Another approach is to estimate the mean squared error (MSE) from our model and calculate the interval "by hand":
```{r}
# calculate our mean squared error
sum( lm1$residuals^2 ) / (nrow(dat) - 2)
```
We must also calculate the mean and variance for BMI in our sample:
```{r}
# calculate mean; variance BMI
mean( dat$BMI ); var(dat$BMI)
```
Now we can use our formula to calculate the standard error of our mean surgery duration for someone with a BMI of 27.5:
$\begin{aligned}
SE\left({\hat{\mu}}_{Y|X=27.5}\right) =& \sqrt{\frac{\hat{\sigma}_{Y|X}^{2}}{n} + \frac{\hat{\sigma}_{Y|X}^{2}}{n-1} \left( \frac{(X_0 - \bar{X})^2}{\hat{\sigma}_{X}^{2}} \right)} \\
=& \sqrt{\frac{3.743385}{2919} + \frac{3.743385}{2918} \left( \frac{(27.5-27.00055)^2}{41.85108} \right)} \\
\approx& 0.0359175
\end{aligned}$
Then we can calculate our 95% confidence interval, considering $t_{2919-2,0.975}=1.960778$, our 95% CI is
$$ 3.535 \pm 1.960778(0.0359175) = (3.465, 3.606) $$
*Note, rounding at various steps leads to the similar, but different, interval from what R precisely returns.*
## 1l: Prediction Interval Around Prediction
Calculate the 95% prediction interval around the mean surgery duration for a single individual with a BMI of 27.5.
**Solution:**
One approach is to leverage the `predict` function in R and specify `interval='predict'`:
```{r}
# prediction with 95% CI from model for BMI=27.5
predict(lm1, newdata=data.frame(BMI=27.5), interval='predict')
```
We are 95% confident that the surgery duration for an individual with a BMI of 27.5 is between -0.20 and 7.39 hours.

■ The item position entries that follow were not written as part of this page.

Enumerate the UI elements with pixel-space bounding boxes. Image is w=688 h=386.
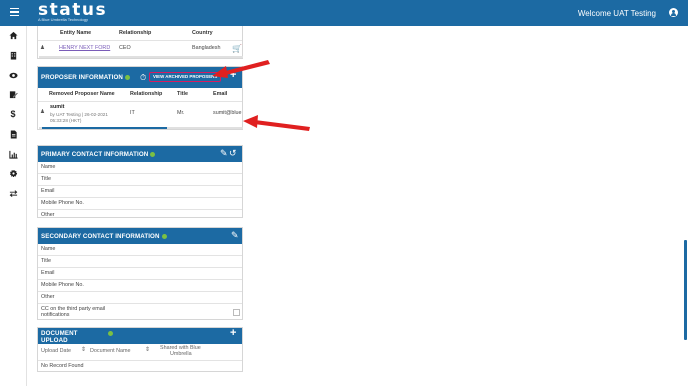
annotation-arrow [243, 115, 258, 128]
annotation-arrow [254, 120, 310, 131]
annotation-arrow [212, 66, 228, 78]
annotation-arrows [212, 60, 310, 131]
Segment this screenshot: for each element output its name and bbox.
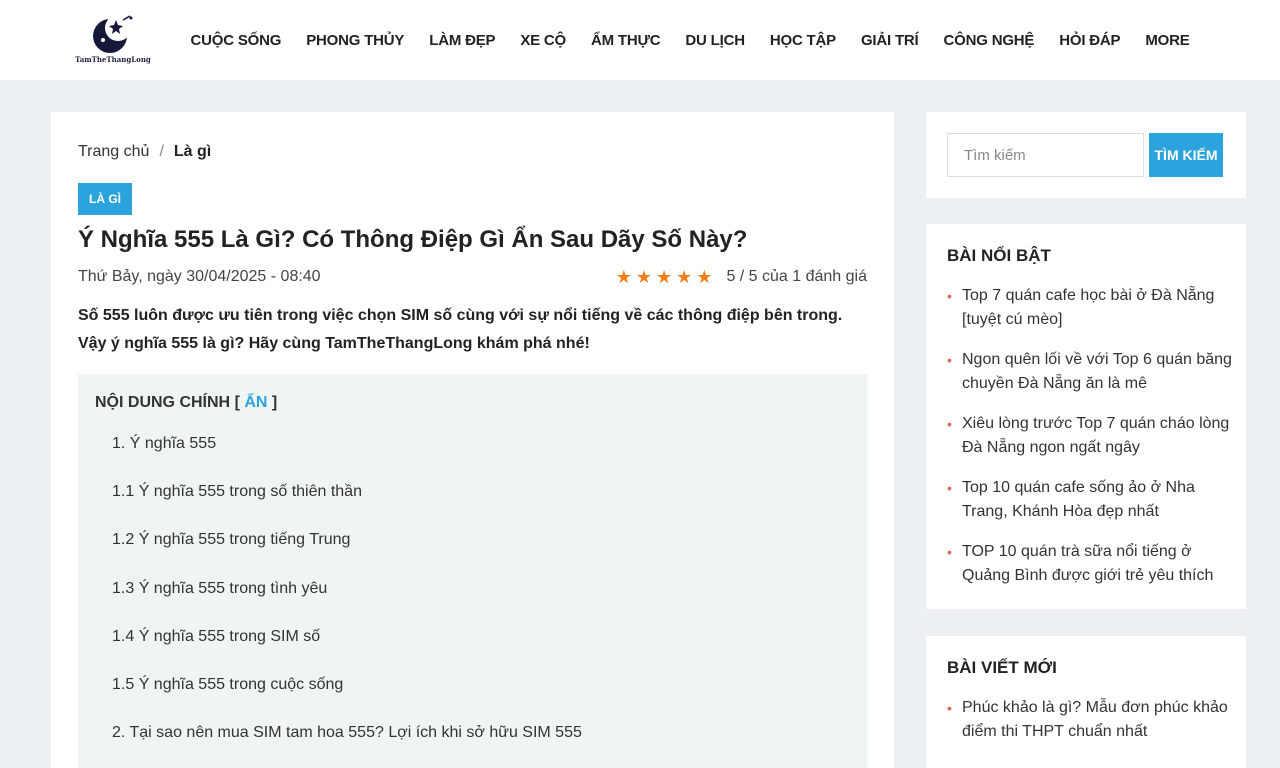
- category-badge[interactable]: LÀ GÌ: [78, 183, 132, 215]
- bullet-icon: •: [947, 352, 952, 368]
- toc-item[interactable]: 1. Ý nghĩa 555: [112, 432, 582, 480]
- featured-post-link[interactable]: Top 10 quán cafe sống ảo ở Nha Trang, Kh…: [962, 479, 1195, 520]
- featured-post-link[interactable]: Ngon quên lối về với Top 6 quán băng chu…: [962, 351, 1232, 392]
- nav-item-giai-tri[interactable]: GIẢI TRÍ: [848, 32, 931, 49]
- search-button[interactable]: TÌM KIẾM: [1149, 133, 1223, 177]
- logo-text: TamTheThangLong: [75, 55, 151, 64]
- toc-item[interactable]: 1.3 Ý nghĩa 555 trong tình yêu: [112, 577, 582, 625]
- latest-posts-widget: BÀI VIẾT MỚI • Phúc khảo là gì? Mẫu đơn p…: [926, 636, 1246, 768]
- toc-item[interactable]: 1.2 Ý nghĩa 555 trong tiếng Trung: [112, 528, 582, 576]
- star-icon[interactable]: ★: [656, 268, 672, 286]
- breadcrumb-separator: /: [159, 143, 164, 160]
- toc-item[interactable]: 2. Tại sao nên mua SIM tam hoa 555? Lợi …: [112, 721, 582, 768]
- site-logo[interactable]: TamTheThangLong: [74, 14, 152, 66]
- article-summary: Số 555 luôn được ưu tiên trong việc chọn…: [78, 307, 843, 352]
- main-nav: CUỘC SỐNG PHONG THỦY LÀM ĐẸP XE CỘ ẨM TH…: [178, 0, 1202, 80]
- featured-post-link[interactable]: Top 7 quán cafe học bài ở Đà Nẵng [tuyệt…: [962, 287, 1214, 328]
- star-icon[interactable]: ★: [616, 268, 632, 286]
- site-header: TamTheThangLong CUỘC SỐNG PHONG THỦY LÀM…: [0, 0, 1280, 80]
- nav-item-cong-nghe[interactable]: CÔNG NGHỆ: [931, 32, 1047, 49]
- rating-stars[interactable]: ★ ★ ★ ★ ★: [616, 268, 717, 286]
- page-title: Ý Nghĩa 555 Là Gì? Có Thông Điệp Gì Ẩn S…: [78, 226, 748, 253]
- article-card: Trang chủ / Là gì LÀ GÌ Ý Nghĩa 555 Là G…: [51, 112, 894, 768]
- toc-list: 1. Ý nghĩa 555 1.1 Ý nghĩa 555 trong số …: [112, 432, 582, 768]
- nav-item-hoc-tap[interactable]: HỌC TẬP: [757, 32, 848, 49]
- search-input[interactable]: [947, 133, 1144, 177]
- latest-posts-title: BÀI VIẾT MỚI: [947, 658, 1057, 677]
- nav-item-xe-co[interactable]: XE CỘ: [508, 32, 579, 49]
- list-item[interactable]: • Xiêu lòng trước Top 7 quán cháo lòng Đà…: [947, 412, 1232, 460]
- nav-item-cuoc-song[interactable]: CUỘC SỐNG: [178, 32, 294, 49]
- list-item[interactable]: • TOP 10 quán trà sữa nổi tiếng ở Quảng B…: [947, 540, 1232, 588]
- featured-posts-list: • Top 7 quán cafe học bài ở Đà Nẵng [tuyệ…: [947, 284, 1232, 604]
- rating-text: 5 / 5 của 1 đánh giá: [726, 268, 867, 285]
- toc-item[interactable]: 1.5 Ý nghĩa 555 trong cuộc sống: [112, 673, 582, 721]
- toc-item[interactable]: 1.1 Ý nghĩa 555 trong số thiên thần: [112, 480, 582, 528]
- toc-bracket-close: ]: [271, 394, 278, 411]
- nav-item-du-lich[interactable]: DU LỊCH: [673, 32, 757, 49]
- nav-item-hoi-dap[interactable]: HỎI ĐÁP: [1047, 32, 1133, 49]
- toc-bracket-open: [: [234, 394, 240, 411]
- star-icon[interactable]: ★: [636, 268, 652, 286]
- moon-star-logo-icon: [93, 15, 133, 53]
- list-item[interactable]: • Ngon quên lối về với Top 6 quán băng ch…: [947, 348, 1232, 396]
- search-widget: TÌM KIẾM: [926, 112, 1246, 198]
- nav-item-am-thuc[interactable]: ẨM THỰC: [579, 32, 673, 49]
- breadcrumb: Trang chủ / Là gì: [78, 143, 211, 161]
- list-item[interactable]: • Top 7 quán cafe học bài ở Đà Nẵng [tuyệ…: [947, 284, 1232, 332]
- bullet-icon: •: [947, 480, 952, 496]
- featured-post-link[interactable]: Xiêu lòng trước Top 7 quán cháo lòng Đà …: [962, 415, 1229, 456]
- featured-post-link[interactable]: TOP 10 quán trà sữa nổi tiếng ở Quảng Bì…: [962, 543, 1213, 584]
- nav-item-lam-dep[interactable]: LÀM ĐẸP: [417, 32, 508, 49]
- toc-toggle-button[interactable]: ẨN: [244, 394, 267, 411]
- latest-post-link[interactable]: Phúc khảo là gì? Mẫu đơn phúc khảo điểm …: [962, 699, 1228, 740]
- star-icon[interactable]: ★: [696, 268, 712, 286]
- bullet-icon: •: [947, 700, 952, 716]
- list-item[interactable]: • Top 10 quán cafe sống ảo ở Nha Trang, K…: [947, 476, 1232, 524]
- rating: ★ ★ ★ ★ ★ 5 / 5 của 1 đánh giá: [616, 268, 867, 286]
- nav-item-phong-thuy[interactable]: PHONG THỦY: [294, 32, 417, 49]
- toc-title-text: NỘI DUNG CHÍNH: [95, 394, 231, 411]
- latest-posts-list: • Phúc khảo là gì? Mẫu đơn phúc khảo điểm…: [947, 696, 1232, 760]
- toc-title: NỘI DUNG CHÍNH [ ẨN ]: [95, 394, 277, 412]
- featured-posts-widget: BÀI NỔI BẬT • Top 7 quán cafe học bài ở Đ…: [926, 224, 1246, 609]
- breadcrumb-current[interactable]: Là gì: [174, 143, 211, 161]
- list-item[interactable]: • Phúc khảo là gì? Mẫu đơn phúc khảo điểm…: [947, 696, 1232, 744]
- bullet-icon: •: [947, 544, 952, 560]
- table-of-contents: NỘI DUNG CHÍNH [ ẨN ] 1. Ý nghĩa 555 1.1…: [78, 374, 867, 768]
- toc-item[interactable]: 1.4 Ý nghĩa 555 trong SIM số: [112, 625, 582, 673]
- bullet-icon: •: [947, 416, 952, 432]
- star-icon[interactable]: ★: [676, 268, 692, 286]
- breadcrumb-home[interactable]: Trang chủ: [78, 143, 149, 161]
- publish-date: Thứ Bảy, ngày 30/04/2025 - 08:40: [78, 268, 321, 285]
- bullet-icon: •: [947, 288, 952, 304]
- nav-item-more[interactable]: MORE: [1133, 32, 1202, 49]
- featured-posts-title: BÀI NỔI BẬT: [947, 246, 1051, 265]
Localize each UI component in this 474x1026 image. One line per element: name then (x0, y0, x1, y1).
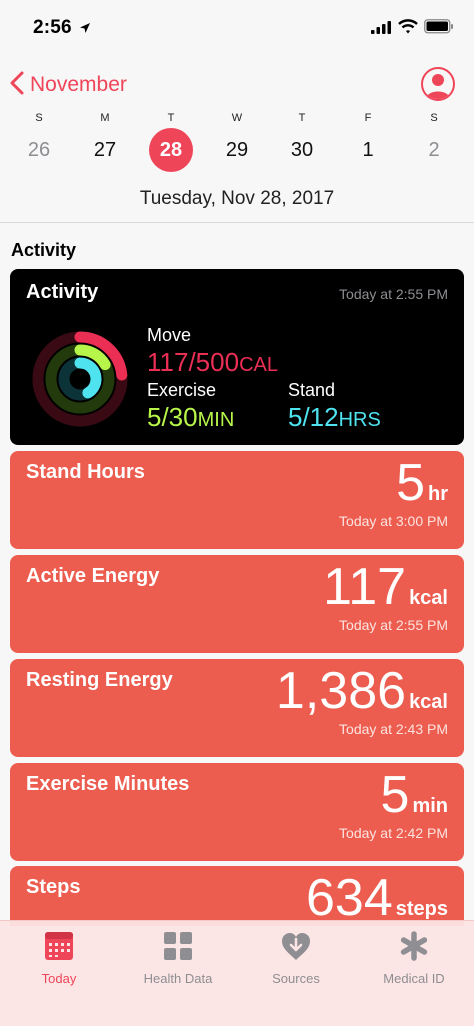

This prediction interval must have the assumption or normality met (i.e., we are not leveraging the central limit theorem like we are for the 95% confidence interval estimating the mean). And given the greater variability involved, we see here that we also have a non-nonsensical negative surgery duration.
## 1m: Scattplot and Fitted Line
Create a scatterplot with the fitted linear regression line.
**Solution:**
One option is to create this with base R graphics and use `abline` to automatically add the fitted regression line:
```{r}
# Create scatterplot
plot(x=dat$BMI, y=dat$DurationSurgery, xlab=expression(BMI~(kg/m^2)), ylab='Surgery Duration (hours)' )
# Add regression fit
abline(lm1, lwd=2, col='orangered2')
```
We can see from our scatterplot and fitted regression line that there does appear to be a slight positive trend as BMI increases with respect to surgery duration. Additionally, there are some potential observations that seem very different from much of the data (which we will discuss how to handle more towards the end of the semester).